MÚSICA

Nicanor Teixeira é homenageado por Zé Carlos Medeiros em novo single

Lançamento marca a continuidade do projeto autoral de Medeiros e destaca a trajetória de um dos remanescentes da geração de 1920

Aos 98 anos, Nicanor Teixeira segue como uma das figuras mais respeitadas da história do violão brasileiro. Sua trajetória, iniciada ainda na adolescência e construída ao longo de décadas de dedicação à música, agora ganha uma nova homenagem pelas mãos do compositor e músico Zé Carlos Medeiros, que acaba de lançar o choro “Ao Mestre Nicanor”.

A relação entre os dois é antiga. Medeiros conheceu Nicanor há décadas, quando o violonista dava aulas de violão clássico para seu sobrinho. O encontro acabou se transformando em uma amizade e, principalmente, em uma referência musical para Zé Carlos, que compôs a faixa como uma forma de reverenciar o mestre.

“Eu o conheci há muitas décadas, quando ele dava aula de violão clássico para o meu sobrinho. A partir desse encontro, pude ver e ouvir de perto o quanto ele tocava. Tornou-se uma referência para mim e fiz esse choro com todo carinho”, recorda Medeiros.

Nascido em Barra dos Mendes, no interior da Bahia, em 1928, Nicanor começou a se apresentar aos 13 anos e compôs sua primeira obra aos 15. Em 1948, mudou-se para o Rio de Janeiro, onde passou a conviver com importantes nomes da música brasileira. Entre suas experiências, está a convivência no Exército com o sambista Nelson Sargento.

Na capital fluminense, Nicanor ampliou sua atuação e se aproximou de nomes fundamentais do violão e da música popular brasileira. Foi pupilo de Dilermando Reis e Antonio Rebello, amigo de Jodacil Damaceno, participou como calouro do programa de Ary Barroso e teve contato com a obra de Andrés Segovia. A partir de meados dos anos 1950, deixou o trabalho no comércio para se dedicar integralmente à música.

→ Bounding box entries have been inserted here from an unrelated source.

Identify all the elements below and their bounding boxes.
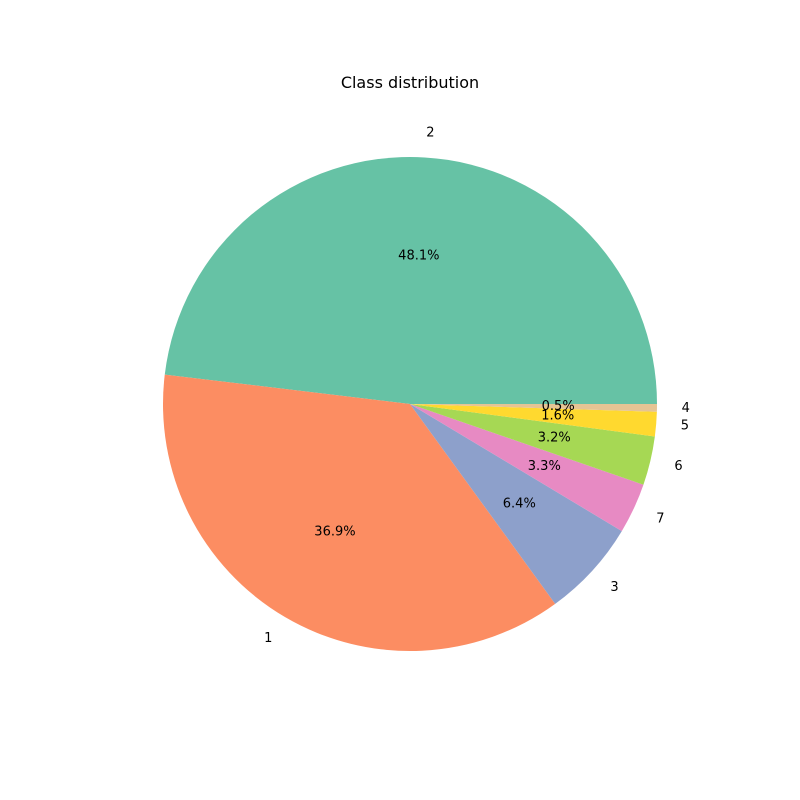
slice-category-label-1: 1: [264, 631, 272, 646]
pie-slice-6: [410, 404, 655, 485]
chart-title: Class distribution: [341, 73, 479, 92]
pie-slice-1: [162, 374, 556, 652]
slice-percent-label-4: 0.5%: [542, 399, 575, 414]
slice-category-label-3: 3: [610, 580, 618, 595]
slice-percent-label-3: 6.4%: [503, 497, 536, 512]
slice-percent-label-6: 3.2%: [538, 431, 571, 446]
slice-category-label-2: 2: [426, 125, 434, 140]
slice-percent-label-5: 1.6%: [541, 409, 574, 424]
slice-percent-label-1: 36.9%: [314, 524, 355, 539]
pie-labels: 48.1% 2 36.9% 1 6.4% 3 3.3% 7 3.2% 6 1.6% 5 0.5% 4: [264, 125, 690, 646]
pie-slice-7: [410, 404, 644, 532]
slice-category-label-6: 6: [674, 459, 682, 474]
pie-slice-3: [410, 404, 622, 604]
pie-slice-4: [410, 404, 657, 412]
slice-category-label-7: 7: [656, 511, 664, 526]
slice-percent-label-2: 48.1%: [398, 249, 439, 264]
slice-category-label-5: 5: [681, 419, 689, 434]
slice-percent-label-7: 3.3%: [528, 459, 561, 474]
slice-category-label-4: 4: [682, 401, 690, 416]
pie-slice-2: [164, 156, 657, 404]
pie-slice-5: [410, 404, 657, 437]
pie-slices: [162, 156, 657, 652]
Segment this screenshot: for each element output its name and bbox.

Além de compositor e instrumentista, Nicanor construiu uma importante trajetória como professor. Ao longo dos anos, passou a ser referência para estudantes e músicos profissionais de diferentes gerações, formando uma extensa rede de discípulos e influenciando nomes como Turíbio Santos, Egberto e Alexandre Gismonti, Guinga, Paulão 7 Cordas, Afonso Machado e o próprio Zé Carlos Medeiros.

Sua produção também atravessa diferentes vertentes da música brasileira. O choro aparece em obras como “Carioca nº 1”, enquanto a seresta, a música clássica e a cultura nordestina também encontram espaço em sua composição.

Admiração entre mestres

A decisão de gravar “Ao Mestre Nicanor” também ganhou força após um encontro com outro grande nome das cordas: Toninho Horta. Apresentado ao músico pelo produtor Tuninho Villas, na Casa com a Música, na Lapa, no Rio de Janeiro, Zé Carlos tocou a composição durante o encontro.

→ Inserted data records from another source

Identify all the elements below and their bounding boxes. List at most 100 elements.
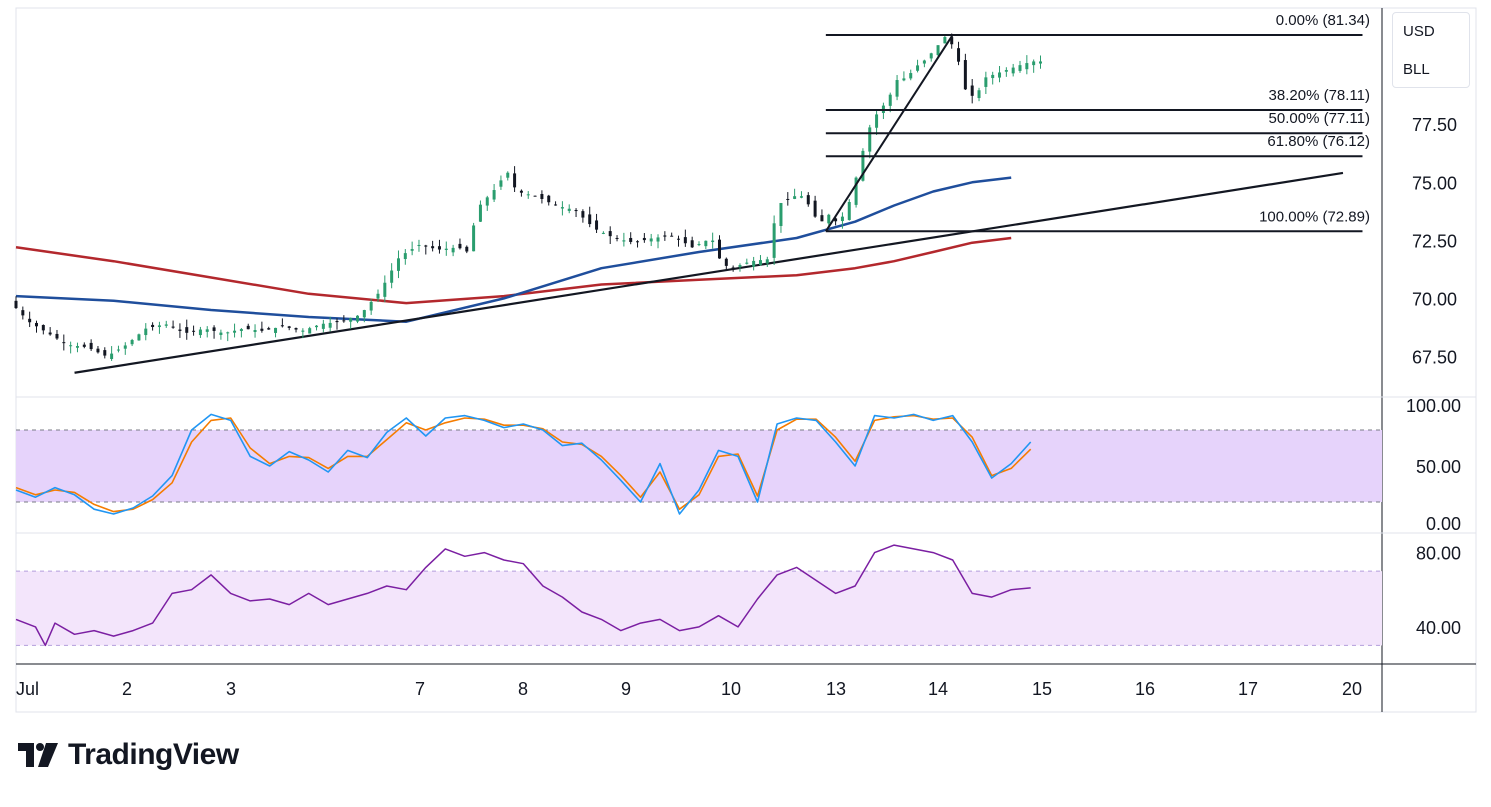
candle-body [492,190,496,200]
candle-body [868,127,872,152]
time-tick-label: 7 [415,679,425,699]
candle-body [1025,63,1029,70]
price-tick-label: 70.00 [1412,289,1457,309]
candle-body [608,231,612,237]
candle-body [738,265,742,267]
candle-body [697,244,701,246]
candle-body [629,237,633,242]
candle-body [827,214,831,224]
candle-body [82,344,86,347]
candle-body [185,327,189,333]
chart-frame [15,7,1477,713]
candle-body [793,196,797,199]
candle-body [991,74,995,79]
legend-box: USD BLL [1392,12,1470,88]
candle-body [472,225,476,252]
candle-body [362,310,366,318]
candle-body [929,53,933,59]
candle-body [396,258,400,271]
candle-body [14,300,18,309]
candle-body [55,333,59,339]
time-tick-label: 3 [226,679,236,699]
candle-body [554,204,558,206]
time-tick-label: 8 [518,679,528,699]
candle-body [431,246,435,249]
candle-body [198,329,202,336]
stoch-tick-label: 100.00 [1406,396,1461,416]
candle-body [916,65,920,71]
rsi-tick-label: 40.00 [1416,618,1461,638]
time-tick-label: 15 [1032,679,1052,699]
price-tick-label: 77.50 [1412,115,1457,135]
candle-body [957,48,961,62]
fib-level-label: 0.00% (81.34) [1276,12,1370,29]
candle-body [308,328,312,334]
candle-body [21,310,25,316]
candle-body [779,202,783,227]
candle-body [171,326,175,328]
candle-body [253,330,257,333]
candle-body [943,37,947,44]
price-tick-label: 67.50 [1412,348,1457,368]
candle-body [581,211,585,218]
candle-body [301,330,305,332]
price-tick-label: 72.50 [1412,231,1457,251]
candle-body [601,232,605,234]
stoch-tick-label: 50.00 [1416,457,1461,477]
time-tick-label: 14 [928,679,948,699]
candle-body [403,253,407,260]
candle-body [813,200,817,217]
candle-body [902,78,906,81]
candle-body [376,293,380,299]
candle-body [226,332,230,334]
candle-body [670,235,674,237]
candle-body [875,114,879,128]
candle-body [144,328,148,336]
stoch-tick-label: 0.00 [1426,514,1461,534]
candle-body [1018,65,1022,71]
candle-body [424,245,428,247]
price-tick-label: 75.00 [1412,173,1457,193]
fib-level-label: 50.00% (77.11) [1269,110,1370,127]
candle-body [342,320,346,322]
candle-body [390,270,394,283]
candle-body [745,262,749,264]
candle-body [595,220,599,230]
candle-body [922,60,926,64]
currency-label: USD [1403,23,1435,40]
candle-body [547,195,551,203]
candle-body [233,330,237,333]
symbol-label: BLL [1403,61,1430,78]
candle-body [123,345,127,349]
candle-body [246,325,250,330]
candle-body [513,173,517,188]
candle-body [239,329,243,331]
candle-body [847,202,851,220]
candle-body [711,240,715,243]
candle-body [260,328,264,331]
candle-body [677,238,681,240]
candle-body [690,240,694,248]
time-tick-label: 2 [122,679,132,699]
candle-body [861,150,865,181]
candle-body [533,195,537,197]
candle-body [178,329,182,331]
candle-body [656,237,660,242]
candle-body [984,77,988,87]
candle-body [506,172,510,178]
time-tick-label: 9 [621,679,631,699]
rsi-band [16,571,1382,646]
candle-body [717,239,721,259]
candle-body [663,235,667,237]
candle-body [820,215,824,222]
candle-body [963,60,967,90]
candle-body [212,327,216,331]
candle-body [157,325,161,328]
candle-body [834,218,838,222]
time-tick-label: 17 [1238,679,1258,699]
candle-body [28,318,32,323]
candle-body [649,238,653,242]
candle-body [465,246,469,252]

A reação positiva de Toninho Horta serviu como um incentivo para que Medeiros levasse a homenagem ao estúdio e transformasse a composição em lançamento.

“A reação e as palavras muito elogiosas me deram força também para gravá-la”, conta o músico.

Primeiro álbum autoral

“Ao Mestre Nicanor” é o segundo single de uma série que prepara o primeiro álbum autoral de Zé Carlos Medeiros. O projeto, produzido por Tuninho Villas, do coletivo Casa com a Música, reúne participações de nomes consagrados da música brasileira e marca uma nova etapa na trajetória do artista.

Entre os convidados estão Robertinho Silva, Carlos Malta, Kiko Continentino e o percussionista Júlio Diniz, além de integrantes da Orquestra Sinfônica Brasileira. O trabalho também conta com a participação da cantora, poetisa e atriz irlandesa Aisling Groves-McKeown e de Marcelo Cervone, bisneto de Medeiros.

A aproximação entre Zé Carlos e Marcelo ganhou força nos últimos anos a partir de parcerias musicais. O músico participou da organização e preservação da obra do bisavô e também colaborou com Medeiros em trabalhos como “Cuidado”, de 2023, e “Greenwich”, de 2025.

Para Marcelo, “Ao Mestre Nicanor” carrega ainda uma memória afetiva. “O Zé sempre tocava esse choro na minha infância. E essa raiz está sempre presente comigo e me acompanha nos meus trabalhos aqui em Londres e nessas parcerias que tenho tido a honra e felicidade de realizar com ele”, afirma.

Com o novo single, Zé Carlos Medeiros não apenas apresenta uma nova composição, mas também ajuda a manter viva a memória de um músico cuja trajetória atravessa gerações e permanece ligada à história do violão brasileiro.